Le fait de partager les critiques faites à Michéa sur l'anti-immigrationnisme implicite ou très explicite de cet auteur, ses propos nauséabonds sur RESF (Réseau éducation sans frontières), sa bonne volonté à jouer sur le terrain de sa propre récupération à l'extrême-droite, etc., ne peut nous faire oublier les présupposés tout aussi problématiques à partir desquels Garo porte sa critique sur le terrain de l'anticapitalisme ou du populisme. La critique tronquée du capitalisme chez Garo, à travers sa conception subjectiviste et simplement sociologiste de la domination moderne, repose tout autant que chez Michéa, sur une glorification absurde de la valeur d'usage et du travail concret. Critiquer le capitalisme du point de vue du travail et de la valeur d'usage restera toujours une impossibilité logique, car on ne peut critiquer le capital du point de vue de sa propre substance : l'abstraction réelle, spécifiquement moderne, qu'est le travail. La valeur d'usage de la marchandise n'étant quand à elle que le « porteur », le « support » de la substance invisible et sous-jacente : la valeur produite par le côté abstrait du travail. « La valeur d’usage devient la forme phénoménale de son contraire, la valeur » (Marx, Le Capital, Livre 1, PUF, 1993, p. 64).
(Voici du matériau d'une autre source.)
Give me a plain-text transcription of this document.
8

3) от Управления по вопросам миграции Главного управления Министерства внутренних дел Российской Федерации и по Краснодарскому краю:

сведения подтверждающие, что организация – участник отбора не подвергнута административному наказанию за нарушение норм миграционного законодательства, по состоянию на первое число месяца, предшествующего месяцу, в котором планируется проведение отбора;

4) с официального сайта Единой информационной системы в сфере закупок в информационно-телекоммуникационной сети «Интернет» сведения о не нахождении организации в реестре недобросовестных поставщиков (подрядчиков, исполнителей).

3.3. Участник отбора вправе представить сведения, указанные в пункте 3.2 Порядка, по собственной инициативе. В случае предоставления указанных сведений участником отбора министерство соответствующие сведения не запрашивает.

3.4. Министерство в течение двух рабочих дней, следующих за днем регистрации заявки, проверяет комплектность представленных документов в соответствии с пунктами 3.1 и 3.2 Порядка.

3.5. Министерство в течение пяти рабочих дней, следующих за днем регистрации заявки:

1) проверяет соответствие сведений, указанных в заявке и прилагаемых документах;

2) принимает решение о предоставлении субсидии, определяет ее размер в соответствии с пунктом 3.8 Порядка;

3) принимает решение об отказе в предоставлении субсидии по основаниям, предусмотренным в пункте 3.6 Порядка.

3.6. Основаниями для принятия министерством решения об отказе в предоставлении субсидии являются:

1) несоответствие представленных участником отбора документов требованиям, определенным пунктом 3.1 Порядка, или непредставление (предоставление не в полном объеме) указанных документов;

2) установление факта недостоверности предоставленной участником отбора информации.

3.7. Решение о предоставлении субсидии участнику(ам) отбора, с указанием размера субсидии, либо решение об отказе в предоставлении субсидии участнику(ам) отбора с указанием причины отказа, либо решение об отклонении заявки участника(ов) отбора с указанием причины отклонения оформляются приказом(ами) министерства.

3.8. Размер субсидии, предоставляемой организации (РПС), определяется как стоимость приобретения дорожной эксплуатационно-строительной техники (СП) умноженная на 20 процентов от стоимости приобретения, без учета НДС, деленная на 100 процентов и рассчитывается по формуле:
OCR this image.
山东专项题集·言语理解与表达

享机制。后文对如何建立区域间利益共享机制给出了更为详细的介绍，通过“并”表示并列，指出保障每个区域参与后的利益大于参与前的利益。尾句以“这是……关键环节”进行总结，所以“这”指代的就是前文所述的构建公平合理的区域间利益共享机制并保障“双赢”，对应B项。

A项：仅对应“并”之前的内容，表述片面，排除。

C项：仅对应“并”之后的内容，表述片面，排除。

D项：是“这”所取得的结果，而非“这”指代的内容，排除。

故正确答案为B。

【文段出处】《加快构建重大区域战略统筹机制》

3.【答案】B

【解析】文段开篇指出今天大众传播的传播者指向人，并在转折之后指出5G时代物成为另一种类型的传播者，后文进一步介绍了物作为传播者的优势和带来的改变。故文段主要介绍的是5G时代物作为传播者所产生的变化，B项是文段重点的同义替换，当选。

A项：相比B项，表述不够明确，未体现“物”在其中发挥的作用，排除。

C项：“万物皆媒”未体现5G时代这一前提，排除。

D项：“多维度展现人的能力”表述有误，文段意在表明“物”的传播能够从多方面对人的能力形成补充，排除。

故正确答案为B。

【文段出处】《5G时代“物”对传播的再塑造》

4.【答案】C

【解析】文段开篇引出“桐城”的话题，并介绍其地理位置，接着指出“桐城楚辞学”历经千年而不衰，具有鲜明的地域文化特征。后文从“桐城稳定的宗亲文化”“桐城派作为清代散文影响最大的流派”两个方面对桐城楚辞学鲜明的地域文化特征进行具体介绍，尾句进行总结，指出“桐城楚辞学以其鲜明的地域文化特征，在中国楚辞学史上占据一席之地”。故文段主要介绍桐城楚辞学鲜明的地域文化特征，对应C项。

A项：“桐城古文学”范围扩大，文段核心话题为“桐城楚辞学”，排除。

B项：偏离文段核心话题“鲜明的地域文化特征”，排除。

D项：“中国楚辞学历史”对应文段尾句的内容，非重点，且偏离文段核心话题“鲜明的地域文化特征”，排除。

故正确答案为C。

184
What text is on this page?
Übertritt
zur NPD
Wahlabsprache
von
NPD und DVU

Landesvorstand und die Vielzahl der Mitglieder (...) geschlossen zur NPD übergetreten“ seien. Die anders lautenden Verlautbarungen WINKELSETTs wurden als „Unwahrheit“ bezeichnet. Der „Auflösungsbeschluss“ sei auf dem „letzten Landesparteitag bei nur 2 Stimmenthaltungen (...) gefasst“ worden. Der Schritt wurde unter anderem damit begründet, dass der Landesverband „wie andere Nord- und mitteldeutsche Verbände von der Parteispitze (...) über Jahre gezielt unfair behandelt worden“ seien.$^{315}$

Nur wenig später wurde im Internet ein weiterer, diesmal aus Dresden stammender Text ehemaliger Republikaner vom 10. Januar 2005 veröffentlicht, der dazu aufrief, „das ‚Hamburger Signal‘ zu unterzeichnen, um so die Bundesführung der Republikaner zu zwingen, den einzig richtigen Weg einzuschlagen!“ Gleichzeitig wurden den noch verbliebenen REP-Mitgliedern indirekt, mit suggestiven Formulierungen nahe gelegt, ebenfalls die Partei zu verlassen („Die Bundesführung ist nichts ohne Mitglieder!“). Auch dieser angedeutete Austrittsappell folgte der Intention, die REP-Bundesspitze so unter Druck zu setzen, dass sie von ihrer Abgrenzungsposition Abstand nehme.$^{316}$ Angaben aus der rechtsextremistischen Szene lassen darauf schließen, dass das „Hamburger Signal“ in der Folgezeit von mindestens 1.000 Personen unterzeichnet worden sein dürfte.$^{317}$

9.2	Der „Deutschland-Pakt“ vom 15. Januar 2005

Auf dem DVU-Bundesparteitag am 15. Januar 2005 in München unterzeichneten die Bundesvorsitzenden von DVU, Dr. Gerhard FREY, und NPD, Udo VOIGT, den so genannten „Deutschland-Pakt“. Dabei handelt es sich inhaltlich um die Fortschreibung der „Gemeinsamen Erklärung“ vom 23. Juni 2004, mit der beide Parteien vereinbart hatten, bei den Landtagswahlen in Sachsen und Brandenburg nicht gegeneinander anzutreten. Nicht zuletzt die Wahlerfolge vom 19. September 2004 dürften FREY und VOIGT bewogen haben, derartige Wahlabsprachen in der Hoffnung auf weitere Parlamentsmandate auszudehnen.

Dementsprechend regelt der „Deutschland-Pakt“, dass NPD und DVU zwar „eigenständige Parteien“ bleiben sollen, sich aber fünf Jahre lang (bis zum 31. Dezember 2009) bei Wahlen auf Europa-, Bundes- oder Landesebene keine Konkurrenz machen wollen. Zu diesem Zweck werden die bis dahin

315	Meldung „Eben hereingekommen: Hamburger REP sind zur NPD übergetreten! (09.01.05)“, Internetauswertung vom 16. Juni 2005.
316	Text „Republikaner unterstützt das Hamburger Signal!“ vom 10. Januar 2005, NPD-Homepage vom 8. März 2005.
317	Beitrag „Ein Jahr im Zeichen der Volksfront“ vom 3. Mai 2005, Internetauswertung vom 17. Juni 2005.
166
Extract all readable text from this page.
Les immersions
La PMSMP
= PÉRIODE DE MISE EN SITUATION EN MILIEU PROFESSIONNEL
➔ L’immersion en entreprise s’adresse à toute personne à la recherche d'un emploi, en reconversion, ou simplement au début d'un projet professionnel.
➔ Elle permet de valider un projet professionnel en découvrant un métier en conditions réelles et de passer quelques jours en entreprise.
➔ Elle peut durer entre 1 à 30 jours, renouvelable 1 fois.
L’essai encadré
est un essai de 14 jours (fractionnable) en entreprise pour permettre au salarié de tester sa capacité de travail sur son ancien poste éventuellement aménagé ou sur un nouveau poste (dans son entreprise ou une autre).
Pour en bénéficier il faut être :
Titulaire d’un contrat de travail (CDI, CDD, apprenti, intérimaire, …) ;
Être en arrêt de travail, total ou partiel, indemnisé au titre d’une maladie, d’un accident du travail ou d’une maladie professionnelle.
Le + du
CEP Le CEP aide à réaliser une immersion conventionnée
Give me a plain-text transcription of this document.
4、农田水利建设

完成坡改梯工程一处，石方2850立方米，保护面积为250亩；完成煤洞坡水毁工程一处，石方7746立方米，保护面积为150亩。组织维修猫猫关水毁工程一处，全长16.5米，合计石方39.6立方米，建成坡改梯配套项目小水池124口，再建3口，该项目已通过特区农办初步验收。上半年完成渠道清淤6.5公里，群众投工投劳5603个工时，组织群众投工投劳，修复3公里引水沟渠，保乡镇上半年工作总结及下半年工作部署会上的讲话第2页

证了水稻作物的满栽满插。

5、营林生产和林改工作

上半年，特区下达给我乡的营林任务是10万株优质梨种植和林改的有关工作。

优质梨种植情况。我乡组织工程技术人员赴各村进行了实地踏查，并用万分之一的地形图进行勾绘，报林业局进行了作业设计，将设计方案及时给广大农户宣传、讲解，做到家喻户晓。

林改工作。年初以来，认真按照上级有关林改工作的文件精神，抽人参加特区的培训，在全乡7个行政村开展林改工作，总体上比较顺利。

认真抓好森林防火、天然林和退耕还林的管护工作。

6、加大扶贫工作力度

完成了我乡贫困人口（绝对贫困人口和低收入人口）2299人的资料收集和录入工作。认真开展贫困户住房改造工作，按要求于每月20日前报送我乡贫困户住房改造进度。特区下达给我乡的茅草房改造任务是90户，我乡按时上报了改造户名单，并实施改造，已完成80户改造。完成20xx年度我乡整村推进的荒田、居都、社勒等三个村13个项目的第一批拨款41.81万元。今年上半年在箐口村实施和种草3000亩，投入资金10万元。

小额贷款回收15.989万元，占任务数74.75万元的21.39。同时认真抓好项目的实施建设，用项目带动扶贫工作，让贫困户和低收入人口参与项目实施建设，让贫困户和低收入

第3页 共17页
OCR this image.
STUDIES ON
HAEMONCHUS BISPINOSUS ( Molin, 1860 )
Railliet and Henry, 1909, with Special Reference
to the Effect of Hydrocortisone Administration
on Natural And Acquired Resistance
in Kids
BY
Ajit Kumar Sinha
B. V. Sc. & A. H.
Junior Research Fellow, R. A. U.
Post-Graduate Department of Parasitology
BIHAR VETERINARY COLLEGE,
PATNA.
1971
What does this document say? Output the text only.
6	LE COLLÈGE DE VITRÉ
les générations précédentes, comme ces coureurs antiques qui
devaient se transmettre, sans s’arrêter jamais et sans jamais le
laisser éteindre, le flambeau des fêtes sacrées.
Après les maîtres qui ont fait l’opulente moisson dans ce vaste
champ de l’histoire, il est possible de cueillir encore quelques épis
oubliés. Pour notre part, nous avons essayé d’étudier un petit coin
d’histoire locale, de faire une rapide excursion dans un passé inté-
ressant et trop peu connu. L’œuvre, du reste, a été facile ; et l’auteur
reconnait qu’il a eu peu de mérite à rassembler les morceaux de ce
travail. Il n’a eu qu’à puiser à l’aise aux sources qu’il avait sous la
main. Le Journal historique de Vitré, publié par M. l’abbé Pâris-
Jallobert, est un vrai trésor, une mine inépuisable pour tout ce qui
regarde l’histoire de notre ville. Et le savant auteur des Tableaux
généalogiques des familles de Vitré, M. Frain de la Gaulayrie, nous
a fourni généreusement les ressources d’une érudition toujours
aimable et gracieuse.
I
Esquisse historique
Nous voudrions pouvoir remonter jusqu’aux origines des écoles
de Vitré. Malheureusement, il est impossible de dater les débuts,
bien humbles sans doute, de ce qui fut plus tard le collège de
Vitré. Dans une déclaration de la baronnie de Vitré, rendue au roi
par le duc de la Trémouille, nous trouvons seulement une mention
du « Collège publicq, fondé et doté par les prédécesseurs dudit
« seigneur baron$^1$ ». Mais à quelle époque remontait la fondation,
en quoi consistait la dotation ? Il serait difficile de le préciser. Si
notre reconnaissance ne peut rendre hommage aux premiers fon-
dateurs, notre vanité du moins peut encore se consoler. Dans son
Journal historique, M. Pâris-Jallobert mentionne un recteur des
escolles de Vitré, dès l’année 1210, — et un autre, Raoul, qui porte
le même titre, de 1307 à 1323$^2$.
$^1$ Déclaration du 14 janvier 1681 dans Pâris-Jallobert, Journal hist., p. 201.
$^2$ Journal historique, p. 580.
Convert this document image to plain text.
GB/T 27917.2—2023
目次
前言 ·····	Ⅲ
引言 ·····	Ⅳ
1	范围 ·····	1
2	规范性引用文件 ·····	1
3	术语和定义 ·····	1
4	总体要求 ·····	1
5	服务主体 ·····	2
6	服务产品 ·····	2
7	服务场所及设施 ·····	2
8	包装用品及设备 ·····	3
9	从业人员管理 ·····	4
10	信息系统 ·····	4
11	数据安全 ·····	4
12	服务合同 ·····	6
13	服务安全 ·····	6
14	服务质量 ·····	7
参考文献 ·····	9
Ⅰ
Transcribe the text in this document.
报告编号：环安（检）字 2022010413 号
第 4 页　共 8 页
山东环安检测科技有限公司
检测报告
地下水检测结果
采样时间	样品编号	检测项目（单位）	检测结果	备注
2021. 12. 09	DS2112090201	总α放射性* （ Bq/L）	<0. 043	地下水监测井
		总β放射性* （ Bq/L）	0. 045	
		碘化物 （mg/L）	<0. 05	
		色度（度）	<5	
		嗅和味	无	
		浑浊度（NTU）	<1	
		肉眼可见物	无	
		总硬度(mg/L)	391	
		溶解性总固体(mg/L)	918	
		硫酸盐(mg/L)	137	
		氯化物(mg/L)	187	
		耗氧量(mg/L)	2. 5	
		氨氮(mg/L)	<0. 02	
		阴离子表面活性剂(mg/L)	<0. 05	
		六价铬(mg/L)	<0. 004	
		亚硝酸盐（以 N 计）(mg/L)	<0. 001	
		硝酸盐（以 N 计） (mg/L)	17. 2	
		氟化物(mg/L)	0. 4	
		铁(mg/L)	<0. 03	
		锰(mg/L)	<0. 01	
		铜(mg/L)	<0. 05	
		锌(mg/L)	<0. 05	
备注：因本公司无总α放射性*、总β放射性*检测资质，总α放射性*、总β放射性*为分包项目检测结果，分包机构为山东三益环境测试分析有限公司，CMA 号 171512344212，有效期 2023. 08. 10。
Il ne peut y avoir deux poids, deux mesures, il s'agit bien de renvoyer dos à dos ces deux auteurs, autrement dit les positions qu'ils représentent, autant sur le terrain de leur anticapitalisme tronqué que sur celui du néo-populisme productif, global et transversal ; car ils constituent bien deux figures différentes de ce même populisme productif transversal à l'oeuvre aux quatre coins du monde. Sur ce plan qui n'a rien d'anecdotique, Isabelle Garo et Jean-Claude Michéa, frères ennemis à l'intérieur des mêmes présupposés quant à leur vision tronquée de l'essence même du capitalisme, sont et restent autant l'un que l'autre, comme deux sous-produits à la dérive du programmatisme prolétarien : autant d'obstacles à l'émancipation sociale qui doivent être balayés et critiqués en tant que tels.
H. Barca.
Texte paru dans le Bulletin Les Amish du Potlatch, n°12, 2017.